The Debate Around SEC Schedule 13D Filing Requirements — Which Side Are You On?
What’s that? You say you haven’t gotten your daily fix of esoteric corporate governance U.S. Securities and Exchange Commission (SEC) filing issues? Well, you’ve come to the right place.
Earlier this week I attended a debate on the current state of Schedule 13D filings in the U.S. and came to a conclusion … this is something everyone should know about.
On 13 November, our friends at the Conference Board hosted a debate between Martin Lipton, father of the poison pill and founder of Wachtell, Lipton, Rozen & Katz, and Lucien Bebchuk, defender of activist investors and professor of law, economics, and finance at the Harvard School of Law (view the video).
The debate asked the eternal question, what is the proper disclosure a market should require of an investor acquiring a 5% position in a company’s shares. Keeps you up at night, doesn’t it?
This debate came about due to a rulemaking petition submitted to the SEC by Wachtell, Lipton, Rozen & Katz advocating a reduction in the period of time before the owner of 5% or more of a public company’s stock must disclose that position. Wachtell, Lipton, Rozen & Katz recommended changing the standard from the current 10 days to one day. During the debate, Lipton argued for a required disclosure the day following an investor reaching a 5% threshold, in addition to a “cooling off” period of two days in which the investor would be prohibited from acquiring additional ownership of a company’s shares. Lipton ascertained that in many cases, hedge funds or other activist investors will pass the 5% threshold and continue accumulating shares through actual buying of shares or derivative positions for up to 10 days before they have to make any disclosure. According to Lipton, the 10-day disclosure window allows corporate raiders with a short-termist mindset to accumulate outsized positions for 10 days before anyone knows what is going on.

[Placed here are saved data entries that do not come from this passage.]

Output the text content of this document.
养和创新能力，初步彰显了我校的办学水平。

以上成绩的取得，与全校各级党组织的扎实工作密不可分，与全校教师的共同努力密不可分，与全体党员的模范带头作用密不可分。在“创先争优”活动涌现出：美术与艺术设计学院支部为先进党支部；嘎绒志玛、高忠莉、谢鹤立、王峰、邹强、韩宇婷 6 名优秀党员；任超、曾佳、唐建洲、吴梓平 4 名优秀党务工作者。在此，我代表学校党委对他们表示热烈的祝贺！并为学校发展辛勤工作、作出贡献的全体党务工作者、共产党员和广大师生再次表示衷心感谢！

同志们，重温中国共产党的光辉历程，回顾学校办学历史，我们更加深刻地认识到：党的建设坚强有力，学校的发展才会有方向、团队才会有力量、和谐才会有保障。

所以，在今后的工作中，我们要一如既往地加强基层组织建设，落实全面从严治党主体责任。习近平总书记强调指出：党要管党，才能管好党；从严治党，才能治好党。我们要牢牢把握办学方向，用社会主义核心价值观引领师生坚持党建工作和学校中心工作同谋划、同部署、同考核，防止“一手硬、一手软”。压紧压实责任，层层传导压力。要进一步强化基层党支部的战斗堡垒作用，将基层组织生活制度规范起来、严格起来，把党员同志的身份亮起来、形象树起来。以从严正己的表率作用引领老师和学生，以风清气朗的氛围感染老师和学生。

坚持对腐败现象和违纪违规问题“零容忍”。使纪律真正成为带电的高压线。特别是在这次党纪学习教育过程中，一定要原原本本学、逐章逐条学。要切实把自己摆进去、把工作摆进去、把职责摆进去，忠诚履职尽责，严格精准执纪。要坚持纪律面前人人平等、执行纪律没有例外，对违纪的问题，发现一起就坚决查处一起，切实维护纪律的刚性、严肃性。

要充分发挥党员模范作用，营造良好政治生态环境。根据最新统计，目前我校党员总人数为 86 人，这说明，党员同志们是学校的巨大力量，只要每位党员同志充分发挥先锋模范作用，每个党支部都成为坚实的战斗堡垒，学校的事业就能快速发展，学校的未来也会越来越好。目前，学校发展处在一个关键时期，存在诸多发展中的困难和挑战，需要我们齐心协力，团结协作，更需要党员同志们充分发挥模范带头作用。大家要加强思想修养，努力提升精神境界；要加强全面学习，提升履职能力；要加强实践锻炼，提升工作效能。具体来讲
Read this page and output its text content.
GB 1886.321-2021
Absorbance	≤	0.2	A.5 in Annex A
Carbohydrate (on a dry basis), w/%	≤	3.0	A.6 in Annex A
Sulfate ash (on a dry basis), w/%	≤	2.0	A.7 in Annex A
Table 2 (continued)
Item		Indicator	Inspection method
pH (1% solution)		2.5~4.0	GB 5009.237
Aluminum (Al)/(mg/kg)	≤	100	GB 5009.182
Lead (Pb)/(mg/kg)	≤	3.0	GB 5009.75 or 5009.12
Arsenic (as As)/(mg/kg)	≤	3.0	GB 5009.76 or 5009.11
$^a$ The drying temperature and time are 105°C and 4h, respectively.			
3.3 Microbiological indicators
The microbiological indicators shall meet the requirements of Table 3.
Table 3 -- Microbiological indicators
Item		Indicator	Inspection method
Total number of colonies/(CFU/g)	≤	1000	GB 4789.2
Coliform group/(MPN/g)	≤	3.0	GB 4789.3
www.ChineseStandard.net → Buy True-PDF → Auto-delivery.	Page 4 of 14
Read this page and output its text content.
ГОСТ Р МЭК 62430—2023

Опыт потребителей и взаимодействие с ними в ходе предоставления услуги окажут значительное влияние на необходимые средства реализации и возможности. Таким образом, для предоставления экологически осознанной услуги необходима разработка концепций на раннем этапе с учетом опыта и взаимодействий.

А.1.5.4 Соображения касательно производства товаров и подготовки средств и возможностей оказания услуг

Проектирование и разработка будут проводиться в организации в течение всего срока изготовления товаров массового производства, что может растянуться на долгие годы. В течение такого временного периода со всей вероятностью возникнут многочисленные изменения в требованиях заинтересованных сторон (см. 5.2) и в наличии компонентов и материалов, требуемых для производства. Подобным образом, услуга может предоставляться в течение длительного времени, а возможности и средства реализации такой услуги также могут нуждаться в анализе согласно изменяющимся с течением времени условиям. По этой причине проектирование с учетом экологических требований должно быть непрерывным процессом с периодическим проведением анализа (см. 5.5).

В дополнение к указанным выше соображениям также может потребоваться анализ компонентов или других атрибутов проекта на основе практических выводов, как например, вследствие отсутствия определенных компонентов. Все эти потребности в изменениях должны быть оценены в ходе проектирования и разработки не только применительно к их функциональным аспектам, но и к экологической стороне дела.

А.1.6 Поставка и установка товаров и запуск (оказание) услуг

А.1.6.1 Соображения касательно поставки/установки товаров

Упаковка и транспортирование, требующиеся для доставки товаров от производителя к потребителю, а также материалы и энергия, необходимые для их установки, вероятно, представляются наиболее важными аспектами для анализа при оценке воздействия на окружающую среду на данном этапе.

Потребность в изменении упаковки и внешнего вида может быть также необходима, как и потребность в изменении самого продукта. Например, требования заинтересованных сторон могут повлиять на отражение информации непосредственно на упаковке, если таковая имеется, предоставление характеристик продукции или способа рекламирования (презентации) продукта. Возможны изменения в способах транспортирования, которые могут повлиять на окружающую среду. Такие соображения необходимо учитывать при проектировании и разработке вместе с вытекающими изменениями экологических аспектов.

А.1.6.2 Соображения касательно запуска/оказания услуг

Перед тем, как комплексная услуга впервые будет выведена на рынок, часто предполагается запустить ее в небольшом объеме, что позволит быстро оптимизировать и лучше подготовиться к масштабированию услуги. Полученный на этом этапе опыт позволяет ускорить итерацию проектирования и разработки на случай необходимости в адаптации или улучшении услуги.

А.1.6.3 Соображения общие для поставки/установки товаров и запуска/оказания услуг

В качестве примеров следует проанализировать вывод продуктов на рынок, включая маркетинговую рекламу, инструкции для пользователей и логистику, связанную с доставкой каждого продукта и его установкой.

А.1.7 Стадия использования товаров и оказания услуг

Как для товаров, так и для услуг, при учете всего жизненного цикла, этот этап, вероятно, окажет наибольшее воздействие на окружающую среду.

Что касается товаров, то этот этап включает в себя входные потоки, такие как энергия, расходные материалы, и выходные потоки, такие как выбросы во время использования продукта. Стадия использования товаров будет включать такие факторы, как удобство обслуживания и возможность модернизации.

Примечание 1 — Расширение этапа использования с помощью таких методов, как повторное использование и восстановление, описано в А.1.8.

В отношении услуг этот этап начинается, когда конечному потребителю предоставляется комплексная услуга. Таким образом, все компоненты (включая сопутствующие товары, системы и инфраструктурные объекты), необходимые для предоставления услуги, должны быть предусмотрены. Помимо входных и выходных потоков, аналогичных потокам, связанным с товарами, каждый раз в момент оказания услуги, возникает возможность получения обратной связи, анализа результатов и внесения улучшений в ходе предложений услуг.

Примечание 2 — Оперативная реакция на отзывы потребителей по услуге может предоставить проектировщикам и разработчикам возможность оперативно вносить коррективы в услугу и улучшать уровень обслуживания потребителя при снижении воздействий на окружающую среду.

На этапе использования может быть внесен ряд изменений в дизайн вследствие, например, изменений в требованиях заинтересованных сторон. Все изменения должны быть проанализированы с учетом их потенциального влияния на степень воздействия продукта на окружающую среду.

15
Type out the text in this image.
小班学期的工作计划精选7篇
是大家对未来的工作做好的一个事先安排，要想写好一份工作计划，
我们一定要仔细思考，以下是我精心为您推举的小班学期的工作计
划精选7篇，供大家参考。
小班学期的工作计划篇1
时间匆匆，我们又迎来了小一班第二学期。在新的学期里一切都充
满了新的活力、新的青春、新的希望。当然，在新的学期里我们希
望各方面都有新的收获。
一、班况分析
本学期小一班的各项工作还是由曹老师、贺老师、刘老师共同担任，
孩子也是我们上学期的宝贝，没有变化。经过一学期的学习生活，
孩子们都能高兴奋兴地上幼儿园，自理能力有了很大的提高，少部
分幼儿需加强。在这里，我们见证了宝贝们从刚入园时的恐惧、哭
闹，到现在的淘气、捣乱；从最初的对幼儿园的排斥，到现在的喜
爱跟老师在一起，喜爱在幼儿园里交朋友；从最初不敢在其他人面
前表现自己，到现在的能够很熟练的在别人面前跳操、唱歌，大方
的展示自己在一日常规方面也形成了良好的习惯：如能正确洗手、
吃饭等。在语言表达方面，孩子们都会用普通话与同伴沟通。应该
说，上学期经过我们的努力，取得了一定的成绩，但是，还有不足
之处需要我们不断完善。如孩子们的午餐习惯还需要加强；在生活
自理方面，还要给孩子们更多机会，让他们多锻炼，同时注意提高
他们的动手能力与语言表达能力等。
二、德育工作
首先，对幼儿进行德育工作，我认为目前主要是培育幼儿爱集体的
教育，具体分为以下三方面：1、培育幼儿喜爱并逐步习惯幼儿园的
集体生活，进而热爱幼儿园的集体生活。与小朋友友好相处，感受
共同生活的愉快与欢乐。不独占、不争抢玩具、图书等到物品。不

Here is a summary of some of Lipton’s main points:
- The current definition of beneficial ownership and the 10-day reporting lag after the Schedule 13D ownership threshold is crossed facilitates market manipulation and abusive tactics.
- There is no good reason that purchasers of significant ownership stakes in public companies should be permitted to hide their actions.
- Transparency, fairness, and equality of information in our financial markets have never been higher.
- Since its adoption as part of the Williams Act in 1968, the purpose of beneficial ownership has been to alert the markets to potential changes in corporate control.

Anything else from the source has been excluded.